Sold for £670,000: the first view of England's geography
Friday, 16 March 2007
A rare copy of the first printed atlas of England and Wales sold for £669,600 at auction yesterday.
The atlas was completed in 1579 - but printing was delayed until 1590 to prevent the Spanish getting information about the English coastline. It is a landmark in Elizabethan cartography, mapping England and Wales in their entirety for the first time. It was created by a surveyor called Christopher Saxton, who was born in Dunningley, West Yorkshire.
The atlas is bound with a rare set of five maps by the Italian cartographer, Giovanni Battista Boazio. They illustrate Sir Francis Drake's expedition to the West Indies and America between 1585 and 1586, and include a view of St Augustine, in Florida, which is the earliest printed plan of any city in the US.

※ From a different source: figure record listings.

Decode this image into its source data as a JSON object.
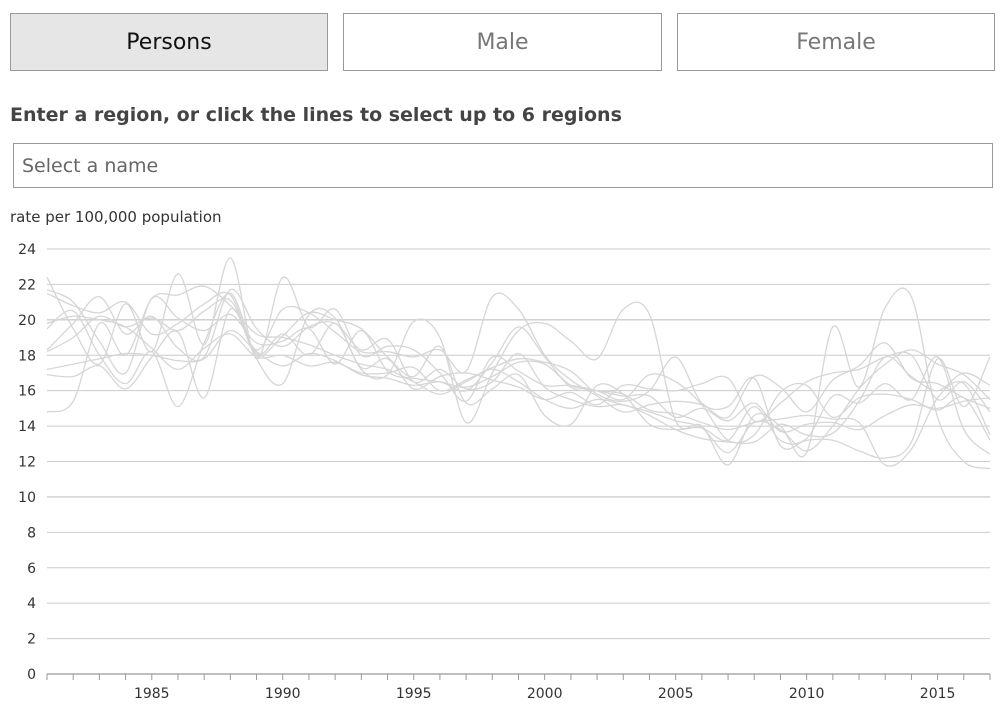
{
  "tabs": [
    {
      "label": "Persons",
      "active": true
    },
    {
      "label": "Male",
      "active": false
    },
    {
      "label": "Female",
      "active": false
    }
  ],
  "prompt": "Enter a region, or click the lines to select up to 6 regions",
  "search": {
    "placeholder": "Select a name",
    "value": ""
  },
  "colors": {
    "line": "#d6d6d6",
    "grid": "#cccccc",
    "axis": "#999999"
  },
  "chart_data": {
    "type": "line",
    "ylabel": "rate per 100,000 population",
    "xlabel": "",
    "xlim": [
      1981,
      2017
    ],
    "ylim": [
      0,
      24
    ],
    "x_ticks": [
      1985,
      1990,
      1995,
      2000,
      2005,
      2010,
      2015
    ],
    "y_ticks": [
      0,
      2,
      4,
      6,
      8,
      10,
      12,
      14,
      16,
      18,
      20,
      22,
      24
    ],
    "grid": true,
    "legend": "none",
    "series": [
      {
        "x": [
          1981,
          1982,
          1983,
          1984,
          1985,
          1986,
          1987,
          1988,
          1989,
          1990,
          1991,
          1992,
          1993,
          1994,
          1995,
          1996,
          1997,
          1998,
          1999,
          2000,
          2001,
          2002,
          2003,
          2004,
          2005,
          2006,
          2007,
          2008,
          2009,
          2010,
          2011,
          2012,
          2013,
          2014,
          2015,
          2016,
          2017
        ],
        "values": [
          22.4,
          19.5,
          17.5,
          20.9,
          18.2,
          22.6,
          18.6,
          23.5,
          17.8,
          22.4,
          19.6,
          20.6,
          18.0,
          18.5,
          18.3,
          17.0,
          15.4,
          17.9,
          17.1,
          16.3,
          16.3,
          16.0,
          15.7,
          15.7,
          14.5,
          15.0,
          14.3,
          15.3,
          13.7,
          14.1,
          14.2,
          13.8,
          14.6,
          15.2,
          15.0,
          15.4,
          15.6
        ]
      },
      {
        "x": [
          1981,
          1982,
          1983,
          1984,
          1985,
          1986,
          1987,
          1988,
          1989,
          1990,
          1991,
          1992,
          1993,
          1994,
          1995,
          1996,
          1997,
          1998,
          1999,
          2000,
          2001,
          2002,
          2003,
          2004,
          2005,
          2006,
          2007,
          2008,
          2009,
          2010,
          2011,
          2012,
          2013,
          2014,
          2015,
          2016,
          2017
        ],
        "values": [
          14.8,
          15.4,
          19.8,
          18.0,
          21.2,
          21.4,
          21.9,
          20.8,
          19.2,
          19.0,
          18.6,
          18.0,
          17.5,
          17.2,
          16.5,
          15.8,
          16.5,
          17.2,
          16.5,
          15.5,
          15.0,
          15.5,
          15.2,
          14.8,
          14.3,
          13.9,
          12.5,
          14.2,
          13.8,
          12.6,
          14.0,
          16.1,
          17.5,
          18.3,
          17.5,
          16.9,
          15.5
        ]
      },
      {
        "x": [
          1981,
          1982,
          1983,
          1984,
          1985,
          1986,
          1987,
          1988,
          1989,
          1990,
          1991,
          1992,
          1993,
          1994,
          1995,
          1996,
          1997,
          1998,
          1999,
          2000,
          2001,
          2002,
          2003,
          2004,
          2005,
          2006,
          2007,
          2008,
          2009,
          2010,
          2011,
          2012,
          2013,
          2014,
          2015,
          2016,
          2017
        ],
        "values": [
          19.5,
          20.5,
          18.0,
          16.4,
          18.2,
          15.1,
          18.7,
          21.5,
          17.8,
          16.4,
          20.3,
          20.1,
          17.2,
          16.9,
          19.9,
          19.0,
          14.2,
          17.0,
          19.4,
          19.8,
          18.8,
          17.8,
          20.6,
          20.3,
          14.3,
          14.0,
          11.8,
          14.6,
          14.0,
          12.5,
          19.6,
          16.2,
          20.7,
          21.3,
          14.5,
          12.0,
          11.6
        ]
      },
      {
        "x": [
          1981,
          1982,
          1983,
          1984,
          1985,
          1986,
          1987,
          1988,
          1989,
          1990,
          1991,
          1992,
          1993,
          1994,
          1995,
          1996,
          1997,
          1998,
          1999,
          2000,
          2001,
          2002,
          2003,
          2004,
          2005,
          2006,
          2007,
          2008,
          2009,
          2010,
          2011,
          2012,
          2013,
          2014,
          2015,
          2016,
          2017
        ],
        "values": [
          18.2,
          19.0,
          20.2,
          19.6,
          20.1,
          19.4,
          20.5,
          21.1,
          18.3,
          20.6,
          20.4,
          19.3,
          18.2,
          18.2,
          17.9,
          18.3,
          17.1,
          21.3,
          20.6,
          18.0,
          16.6,
          15.7,
          14.8,
          15.2,
          15.4,
          15.2,
          14.5,
          16.8,
          16.2,
          14.8,
          16.6,
          17.4,
          18.7,
          16.7,
          16.4,
          15.6,
          15.0
        ]
      },
      {
        "x": [
          1981,
          1982,
          1983,
          1984,
          1985,
          1986,
          1987,
          1988,
          1989,
          1990,
          1991,
          1992,
          1993,
          1994,
          1995,
          1996,
          1997,
          1998,
          1999,
          2000,
          2001,
          2002,
          2003,
          2004,
          2005,
          2006,
          2007,
          2008,
          2009,
          2010,
          2011,
          2012,
          2013,
          2014,
          2015,
          2016,
          2017
        ],
        "values": [
          21.7,
          21.0,
          18.8,
          17.0,
          21.2,
          20.1,
          19.4,
          20.3,
          18.7,
          18.8,
          19.5,
          17.5,
          19.4,
          17.1,
          16.7,
          16.5,
          16.2,
          16.8,
          17.6,
          17.5,
          16.3,
          16.0,
          15.5,
          16.9,
          16.5,
          15.2,
          13.2,
          13.5,
          15.9,
          16.3,
          14.5,
          15.6,
          15.8,
          15.5,
          14.9,
          15.6,
          13.2
        ]
      },
      {
        "x": [
          1981,
          1982,
          1983,
          1984,
          1985,
          1986,
          1987,
          1988,
          1989,
          1990,
          1991,
          1992,
          1993,
          1994,
          1995,
          1996,
          1997,
          1998,
          1999,
          2000,
          2001,
          2002,
          2003,
          2004,
          2005,
          2006,
          2007,
          2008,
          2009,
          2010,
          2011,
          2012,
          2013,
          2014,
          2015,
          2016,
          2017
        ],
        "values": [
          17.2,
          17.5,
          17.8,
          18.1,
          18.0,
          17.7,
          17.8,
          19.4,
          18.2,
          17.4,
          18.1,
          17.7,
          16.9,
          16.7,
          16.3,
          16.5,
          16.0,
          17.6,
          19.6,
          17.9,
          16.2,
          16.0,
          15.8,
          14.9,
          14.7,
          14.2,
          13.8,
          14.2,
          14.4,
          14.6,
          14.4,
          14.2,
          11.8,
          12.7,
          15.6,
          16.4,
          13.5
        ]
      },
      {
        "x": [
          1981,
          1982,
          1983,
          1984,
          1985,
          1986,
          1987,
          1988,
          1989,
          1990,
          1991,
          1992,
          1993,
          1994,
          1995,
          1996,
          1997,
          1998,
          1999,
          2000,
          2001,
          2002,
          2003,
          2004,
          2005,
          2006,
          2007,
          2008,
          2009,
          2010,
          2011,
          2012,
          2013,
          2014,
          2015,
          2016,
          2017
        ],
        "values": [
          18.3,
          19.8,
          21.3,
          19.2,
          20.2,
          18.4,
          17.9,
          21.7,
          19.5,
          18.5,
          19.6,
          19.8,
          18.3,
          18.9,
          16.5,
          17.2,
          16.1,
          16.5,
          18.1,
          16.2,
          15.5,
          15.1,
          15.2,
          14.6,
          13.8,
          13.3,
          13.1,
          13.1,
          14.1,
          13.5,
          13.6,
          15.4,
          17.9,
          16.8,
          16.0,
          17.0,
          16.3
        ]
      },
      {
        "x": [
          1981,
          1982,
          1983,
          1984,
          1985,
          1986,
          1987,
          1988,
          1989,
          1990,
          1991,
          1992,
          1993,
          1994,
          1995,
          1996,
          1997,
          1998,
          1999,
          2000,
          2001,
          2002,
          2003,
          2004,
          2005,
          2006,
          2007,
          2008,
          2009,
          2010,
          2011,
          2012,
          2013,
          2014,
          2015,
          2016,
          2017
        ],
        "values": [
          16.9,
          16.8,
          17.4,
          16.1,
          17.9,
          19.3,
          15.6,
          20.6,
          18.0,
          19.1,
          20.4,
          20.0,
          19.5,
          17.9,
          16.8,
          18.5,
          15.3,
          16.1,
          16.9,
          14.6,
          14.1,
          16.3,
          15.8,
          14.1,
          13.8,
          13.9,
          13.2,
          15.1,
          13.2,
          13.3,
          15.7,
          15.3,
          16.4,
          15.5,
          17.9,
          13.8,
          12.4
        ]
      },
      {
        "x": [
          1981,
          1982,
          1983,
          1984,
          1985,
          1986,
          1987,
          1988,
          1989,
          1990,
          1991,
          1992,
          1993,
          1994,
          1995,
          1996,
          1997,
          1998,
          1999,
          2000,
          2001,
          2002,
          2003,
          2004,
          2005,
          2006,
          2007,
          2008,
          2009,
          2010,
          2011,
          2012,
          2013,
          2014,
          2015,
          2016,
          2017
        ],
        "values": [
          19.8,
          20.2,
          20.0,
          19.6,
          18.4,
          17.2,
          18.4,
          19.2,
          17.9,
          18.0,
          17.4,
          17.6,
          17.0,
          17.0,
          17.3,
          16.0,
          16.6,
          17.3,
          17.8,
          17.6,
          17.1,
          15.8,
          15.4,
          16.0,
          17.9,
          15.3,
          15.1,
          16.7,
          12.9,
          13.2,
          13.2,
          12.6,
          12.2,
          13.1,
          17.8,
          15.1,
          17.9
        ]
      },
      {
        "x": [
          1981,
          1982,
          1983,
          1984,
          1985,
          1986,
          1987,
          1988,
          1989,
          1990,
          1991,
          1992,
          1993,
          1994,
          1995,
          1996,
          1997,
          1998,
          1999,
          2000,
          2001,
          2002,
          2003,
          2004,
          2005,
          2006,
          2007,
          2008,
          2009,
          2010,
          2011,
          2012,
          2013,
          2014,
          2015,
          2016,
          2017
        ],
        "values": [
          21.5,
          20.8,
          20.4,
          21.0,
          19.2,
          19.8,
          20.9,
          21.4,
          18.1,
          19.2,
          18.0,
          19.8,
          17.3,
          17.8,
          16.1,
          16.8,
          17.0,
          16.6,
          16.2,
          15.5,
          15.9,
          15.2,
          16.3,
          16.1,
          16.0,
          16.4,
          16.7,
          14.3,
          15.3,
          16.5,
          17.0,
          17.2,
          17.9,
          18.0,
          15.5,
          16.5,
          14.8
        ]
      }
    ]
  }
}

The auction at Sotheby's was part of the sale of the library of the Earls of Macclesfield. The identity of the purchaser of the Elizabethan atlas was not revealed by the auction house yesterday.
Sotheby's travel book and map expert, Richard Fattorini, said the map was remarkably accurate: "Saxton used trigonometry to calculate the distances between two sites. He had lots of people helping him.
"Queen Elizabeth I gave him a document he could show to any nobleman or gentleman to say she commanded them to help him."
Although none of Saxton's notes survive to tell exactly how he created the maps, it is believed he often relied on locals to take him to a vantage point, from where they pointed out towns and villages.
Mr Fattorini said: "It was an amazing achievement in six years to produce all this."
Some areas of the atlas are not so accurate, Mr Fattorini said: "Cornwall is slightly crooked, but he tweaked it to fit it on the page. We are not sure if he got it wrong or if he just... tweaked it and thought no one else would know."
The atlas was bought by an anonymous telephone bidder. The price was the highest ever paid for a volume of Saxton's first printed Atlas of England and Wales, which was the first atlas of any country to map individual counties.
The last copy of the Saxton Atlas of England and Wales which was bound with a set of Boazio charts was auctioned for £1,100 by Christie's London more than 50 years ago.
It was the ninth sale which Sotheby's has held from the library of the Earls of Macclesfield and raised the largest total - £3.9m. The total from the nine sales is £20.3m, making it the most valuable library that Sotheby's London book department has ever sold.